The United States Department of State Country Reports on Human Rights Practices for 2013 has slammed the government of Goodluck Jonathan for its human rights record saying the Authorities failed at times to maintain effective control over the security forces and therefore the Security forces committed human rights abuses. The report from Bureau of Democracy,Human Rights and Labor just received by elombah.com however said that the most serious human rights abuses during the year were those committed by Boko Haram, which conducted killings, bombings, abduction and rape of women, and other attacks throughout the country, resulting in numerous deaths, injuries, and widespread destruction of property; those committed by security services, which perpetrated extrajudicial killings, torture, rape, beatings, arbitrary detention, mistreatment of detainees, and destruction of property; and widespread societal violence, including ethnic, regional, and religious violence.

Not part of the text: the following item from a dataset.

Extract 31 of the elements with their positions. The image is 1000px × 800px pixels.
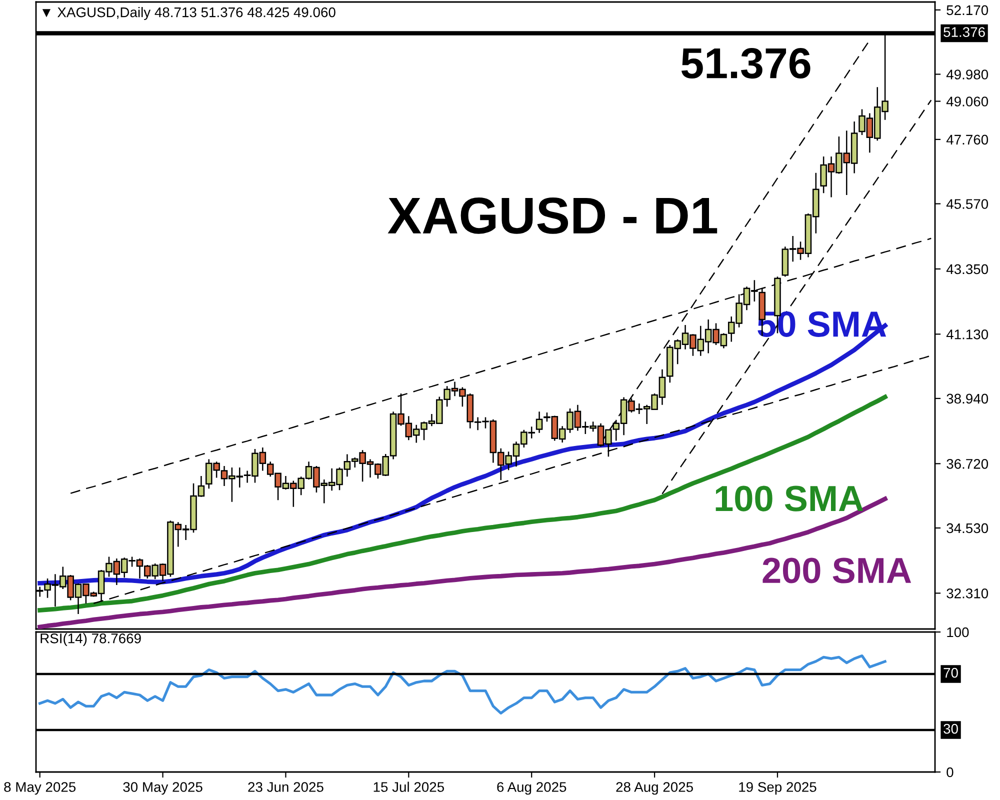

According to the report, the 2011 presidential, gubernatorial, and legislative elections which saw President Jonathan elected as president to a four-year term, along with Vice President Mohammed Namadi Sambo, also of the PDP was considered to be generally credible and orderly by International and domestic election observers although marred by violence, fraud, and irregularities.
The Supreme Court of Nigeria ultimately upheld the results of the presidential election, while the Court of Appeals upheld the results of most other contests.
The report stated that the insurgency in the Northeast of militant terrorist sect Jama’atu Ahlis Sunna Lidda’awati Wal-Jihad, better known as Boko Haram (which translates to “Western education is forbidden”), continued. Casualties and human rights abuses associated with Boko Haram attacks and the government’s response escalated.
On April 24, President Jonathan inaugurated a Committee on Dialogue and Peaceful Resolution of Security Challenges in the North. Self-appointed Boko Haram spokespersons rejected dialogue or amnesty.
On May 14, President Jonathan declared a six-month state of emergency in Borno, Yobe, and Adamawa states, which was extended for another six months on November 20.
Further highlights of the report includes other serious human rights problems like vigilante killings; prolonged pretrial detention; denial of fair public trial; executive influence on the judiciary; infringements on citizens’ privacy rights; restrictions on the freedoms of speech, press, assembly, religion, and movement; official corruption; violence against women; child abuse; female genital mutilation/cutting (FMG/C); infanticide; sexual exploitation of children; trafficking in persons; discrimination based on sexual orientation, gender identity, ethnicity, regional origin, religion, and disability; forced and bonded labor; and child labor.
Impunity remained widespread at all levels of government. The government brought few persons to justice for abuses and corruption, and the president pardoned a former governor convicted on six counts of corruption. Police and security forces generally operated with impunity. Authorities did not investigate the majority of cases of police abuse or punish perpetrators.
Throughout much of the country, Boko Haram perpetrated numerous killings and attacks, often directly targeting civilians. During the year the sect, which recruited child soldiers, claimed responsibility for coordinated assaults on social and transportation hubs in Kano; an attack on the town of Baga; multiple attacks on schools and mosques; an attack on the town of Benesheik; and the killing of government, religious, and traditional figures. On February 17, the terrorist group Ansaru, believed to be a Boko Haram faction, kidnapped seven foreigners in Bauchi State.
During the year, with government and military support, a youth vigilante group known as the Civilian Joint Task Force (C-JTF) emerged in the Northeast, centered around Maiduguri. According to nongovernmental organization (NGO) and press reports, C-JTF members included children and committed extrajudicial killings.
Other organized criminal forces in the southern and middle parts of the country also committed abuses, such as kidnappings. The overall level of violence in the Niger Delta, which had declined briefly after a 2009 general amnesty, continued to rise again during the year.